I remember 2012 really well.
The year I decided to wear the hijab.
It was such a new experience. Something was overwhelmingly lifting my heart from the day to day worries I usually had. Despite doing my honours that year, I was super calm and composed – way more so than the wreck I was whilst completing my Pass Degree.
Committing to this concept- the concept of modesty inwardly and outwardly – was absolutely liberating for me because it just made sense and sat well with my heart.
I was suddenly thinking before I let words come out of my mouth; my tongue was no longer on autopilot attacking whatever it pleased. I was suddenly looking at people and actually looking at them; the fine lines that show the worry and exhaustion from daily life, the squinting eyes and big smile when someone pays them an honest compliment. I was walking alongside Allah’s other creations; the jacaranda trees that spoilt the Kensington pavements with their purple delights and the huge vast skies, a display of His Majesty without fail.
It really felt like just keeping me on a lower profile, physically and as a spillover from that, emotionally, enabled the other elements around me shine brighter than before. To my benefit.
That year was the year of my iman rush.
The Iman Rush
It’s when Allah swt blesses you with a sudden, seemingly effortless urge and ability to do good deeds, to see the dunya for what it is, and to strive sincerely for Him. Your relationships suddenly become more meaningful because you’re finally listening, helping and loving. Your daily tasks completed, and you still have time for qiyaam, Quran and zikr. Your love for the Quran blossoms and you keep going back to it for guidance and when you read a verse, you read each and every word.
It’s an amazing feeling.
I’m married, I have a beautiful son, a hardworking husband and a pretty house. I have close friends that, even though aren’t near, always keep in touch. I’m on maternity leave hence have more time to work on “what matters” – family and self improvement.

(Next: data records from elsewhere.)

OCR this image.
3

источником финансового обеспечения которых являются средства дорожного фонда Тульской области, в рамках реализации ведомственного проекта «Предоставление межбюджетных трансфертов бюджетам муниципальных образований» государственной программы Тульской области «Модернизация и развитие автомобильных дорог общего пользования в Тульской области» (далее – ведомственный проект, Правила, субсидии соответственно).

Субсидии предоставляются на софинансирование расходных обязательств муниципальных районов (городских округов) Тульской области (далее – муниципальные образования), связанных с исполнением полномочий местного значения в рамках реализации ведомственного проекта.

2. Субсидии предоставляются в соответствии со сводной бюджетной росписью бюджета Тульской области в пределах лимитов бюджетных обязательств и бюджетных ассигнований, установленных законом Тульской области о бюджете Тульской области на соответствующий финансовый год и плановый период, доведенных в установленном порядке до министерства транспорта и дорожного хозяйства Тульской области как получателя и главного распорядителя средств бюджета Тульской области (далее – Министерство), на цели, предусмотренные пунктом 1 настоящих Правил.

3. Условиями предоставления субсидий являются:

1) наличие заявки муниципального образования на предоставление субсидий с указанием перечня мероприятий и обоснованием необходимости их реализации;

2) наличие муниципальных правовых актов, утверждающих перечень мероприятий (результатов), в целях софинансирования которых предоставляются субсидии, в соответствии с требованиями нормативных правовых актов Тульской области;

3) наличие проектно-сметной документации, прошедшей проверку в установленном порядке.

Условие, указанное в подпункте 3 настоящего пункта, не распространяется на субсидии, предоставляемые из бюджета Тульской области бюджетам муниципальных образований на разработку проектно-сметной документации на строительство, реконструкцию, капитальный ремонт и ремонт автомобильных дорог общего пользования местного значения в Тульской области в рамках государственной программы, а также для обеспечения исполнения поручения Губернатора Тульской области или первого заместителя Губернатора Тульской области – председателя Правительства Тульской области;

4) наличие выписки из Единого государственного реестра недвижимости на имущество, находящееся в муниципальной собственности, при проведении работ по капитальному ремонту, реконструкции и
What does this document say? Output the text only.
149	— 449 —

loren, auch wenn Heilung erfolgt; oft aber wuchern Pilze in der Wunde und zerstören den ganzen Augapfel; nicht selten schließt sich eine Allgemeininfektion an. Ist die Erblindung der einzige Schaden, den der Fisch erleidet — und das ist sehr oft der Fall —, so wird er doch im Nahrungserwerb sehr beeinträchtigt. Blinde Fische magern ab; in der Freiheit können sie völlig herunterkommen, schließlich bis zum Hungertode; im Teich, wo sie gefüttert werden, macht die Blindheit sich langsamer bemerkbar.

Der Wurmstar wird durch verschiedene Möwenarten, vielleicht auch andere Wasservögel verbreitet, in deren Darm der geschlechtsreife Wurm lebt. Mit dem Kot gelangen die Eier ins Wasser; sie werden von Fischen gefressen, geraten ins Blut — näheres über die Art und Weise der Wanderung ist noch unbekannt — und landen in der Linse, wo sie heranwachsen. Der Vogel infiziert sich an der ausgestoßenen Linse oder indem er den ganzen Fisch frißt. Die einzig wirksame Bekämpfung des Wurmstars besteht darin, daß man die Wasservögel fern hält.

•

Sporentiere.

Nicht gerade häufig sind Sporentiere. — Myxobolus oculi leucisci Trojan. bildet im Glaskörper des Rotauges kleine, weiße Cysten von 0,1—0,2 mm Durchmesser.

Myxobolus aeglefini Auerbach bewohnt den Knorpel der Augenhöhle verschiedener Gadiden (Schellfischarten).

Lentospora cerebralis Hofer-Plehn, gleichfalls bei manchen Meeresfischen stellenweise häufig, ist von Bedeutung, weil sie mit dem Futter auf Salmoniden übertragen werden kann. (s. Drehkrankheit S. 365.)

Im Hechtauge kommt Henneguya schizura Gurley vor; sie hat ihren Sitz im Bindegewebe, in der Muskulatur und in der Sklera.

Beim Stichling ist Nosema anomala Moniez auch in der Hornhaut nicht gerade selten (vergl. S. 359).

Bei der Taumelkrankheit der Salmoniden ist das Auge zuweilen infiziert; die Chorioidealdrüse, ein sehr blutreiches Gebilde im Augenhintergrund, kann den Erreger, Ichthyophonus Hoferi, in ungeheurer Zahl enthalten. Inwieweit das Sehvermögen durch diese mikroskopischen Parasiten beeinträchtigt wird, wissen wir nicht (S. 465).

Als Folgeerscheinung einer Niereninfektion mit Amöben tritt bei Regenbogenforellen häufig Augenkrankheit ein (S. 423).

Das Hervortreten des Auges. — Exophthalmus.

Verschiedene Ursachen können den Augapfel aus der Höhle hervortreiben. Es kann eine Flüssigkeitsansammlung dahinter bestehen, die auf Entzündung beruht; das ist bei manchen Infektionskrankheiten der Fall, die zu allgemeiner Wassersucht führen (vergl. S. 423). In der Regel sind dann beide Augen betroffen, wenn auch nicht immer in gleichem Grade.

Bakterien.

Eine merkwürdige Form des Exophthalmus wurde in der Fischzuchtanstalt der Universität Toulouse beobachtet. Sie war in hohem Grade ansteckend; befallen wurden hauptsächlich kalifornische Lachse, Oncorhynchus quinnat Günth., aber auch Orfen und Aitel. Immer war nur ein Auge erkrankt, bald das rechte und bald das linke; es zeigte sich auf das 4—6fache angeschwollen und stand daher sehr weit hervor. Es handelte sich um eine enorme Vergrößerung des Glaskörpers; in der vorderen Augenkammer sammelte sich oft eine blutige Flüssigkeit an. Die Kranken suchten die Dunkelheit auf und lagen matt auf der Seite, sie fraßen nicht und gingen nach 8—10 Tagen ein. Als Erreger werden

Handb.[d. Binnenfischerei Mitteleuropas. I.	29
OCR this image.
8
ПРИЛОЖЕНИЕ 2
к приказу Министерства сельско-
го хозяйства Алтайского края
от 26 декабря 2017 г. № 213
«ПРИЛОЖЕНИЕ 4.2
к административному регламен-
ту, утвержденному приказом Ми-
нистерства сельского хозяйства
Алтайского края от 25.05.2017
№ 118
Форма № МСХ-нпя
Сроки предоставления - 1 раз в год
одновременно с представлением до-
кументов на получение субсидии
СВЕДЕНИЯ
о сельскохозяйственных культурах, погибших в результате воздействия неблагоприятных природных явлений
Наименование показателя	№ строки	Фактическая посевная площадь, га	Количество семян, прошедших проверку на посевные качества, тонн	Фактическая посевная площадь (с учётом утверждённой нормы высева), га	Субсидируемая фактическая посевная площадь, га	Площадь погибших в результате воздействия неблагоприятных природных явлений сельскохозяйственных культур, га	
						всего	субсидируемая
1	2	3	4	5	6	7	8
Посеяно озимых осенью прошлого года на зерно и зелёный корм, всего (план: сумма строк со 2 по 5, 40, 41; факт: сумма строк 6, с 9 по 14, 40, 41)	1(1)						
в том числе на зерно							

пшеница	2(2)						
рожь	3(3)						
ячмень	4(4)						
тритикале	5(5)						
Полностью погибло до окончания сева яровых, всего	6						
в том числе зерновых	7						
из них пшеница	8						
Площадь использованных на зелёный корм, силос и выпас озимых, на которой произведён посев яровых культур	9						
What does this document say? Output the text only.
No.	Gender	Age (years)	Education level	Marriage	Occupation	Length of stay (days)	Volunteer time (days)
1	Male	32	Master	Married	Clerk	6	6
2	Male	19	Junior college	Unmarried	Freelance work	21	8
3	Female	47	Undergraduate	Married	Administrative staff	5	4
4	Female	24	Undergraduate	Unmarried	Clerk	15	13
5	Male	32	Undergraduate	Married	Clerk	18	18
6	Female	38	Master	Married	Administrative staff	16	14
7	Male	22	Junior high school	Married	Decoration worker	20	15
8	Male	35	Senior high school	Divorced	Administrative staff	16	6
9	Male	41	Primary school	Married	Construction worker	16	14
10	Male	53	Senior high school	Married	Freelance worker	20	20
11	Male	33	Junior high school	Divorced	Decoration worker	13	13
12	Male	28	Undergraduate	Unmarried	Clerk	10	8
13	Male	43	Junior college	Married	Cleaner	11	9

But I find myself somewhat disconnected. Somewhat struggling to find the inner peace and willpower to improve.
My more sympathetic girlfriends will tell me “You just became a mom, babe. Cut yourself some slack”
Thank you, darlings.
But I just know that I’ve been slacking way too much to be cutting myself some slack. It’s not just about the sudden demands of having to be on call for another human being 24/7. It’s not just about trying to be a personable and pretty wife, while keeping the house in check.
It’s about that khusyoo’ that was once there.
It’s about the yearning to memorise one more ayat before bed.
It’s about the awe I felt when I looked up at the sky, and saw not just the sky, but His creation and His perfection.
Wait. When was the last time I looked up at the sky?
I need to get fit – physically and spiritually
It dawned upon me one day, as I was doing some Kayla workouts, that I needed to train and workout just as hard, for my iman.
Fine, there was an iman rush. Just like the first year I experienced the joys of jogging and running. But weren’t there days that I just did-not-want-to-run. Of course there were. What did I do? I forced myself out of bed, washed my face, put on my running gear, and went out. I would walk first. And then after 1 km, I would slow jog, then the next km I would jog, and the last km I would run.
I built up my stamina slowly but surely, and practiced utmost discipline.
Even after giving birth, I was so determined to get back to my pre-baby physique, that I started training.
I realised then, as I was Kayla-ing it out, that I needed to start an iman-building regime. Just as how I would approach my workouts and diet, I needed to do that for my iman.
You don’t get fit just by lazing around and not having a plan.
I needed a plan.
So I created a regime that would start out easy, and progress week by week (for some actions it was month by month: like getting up exactly when fajr starts to waking up for qiyaam).
I started to push myself, even if the last thing I felt like doing as I lay down for the night, was to memorise an ayat, I would just open the Quran app on my phone and at least read. And reading (sometimes) led to memorising the ayat itself, which then (sometimes) led to memorising the translation.
Just as I needed to concentrate on my form when working out, I started to concentrate on my salah; the individual moves, and I would then try to appreciate the relevance of what I was reciting to the said moves, and so on and so forth.
Until one night, I was in sujood, and feeling utterly humbled and felt an all too familiar, but missed, rush.
Who would’ve thought, that me exercising and trying to improve physically would lead me to this?
He has truly made the physical world and spiritual reality seamless to each other. If only we reflected.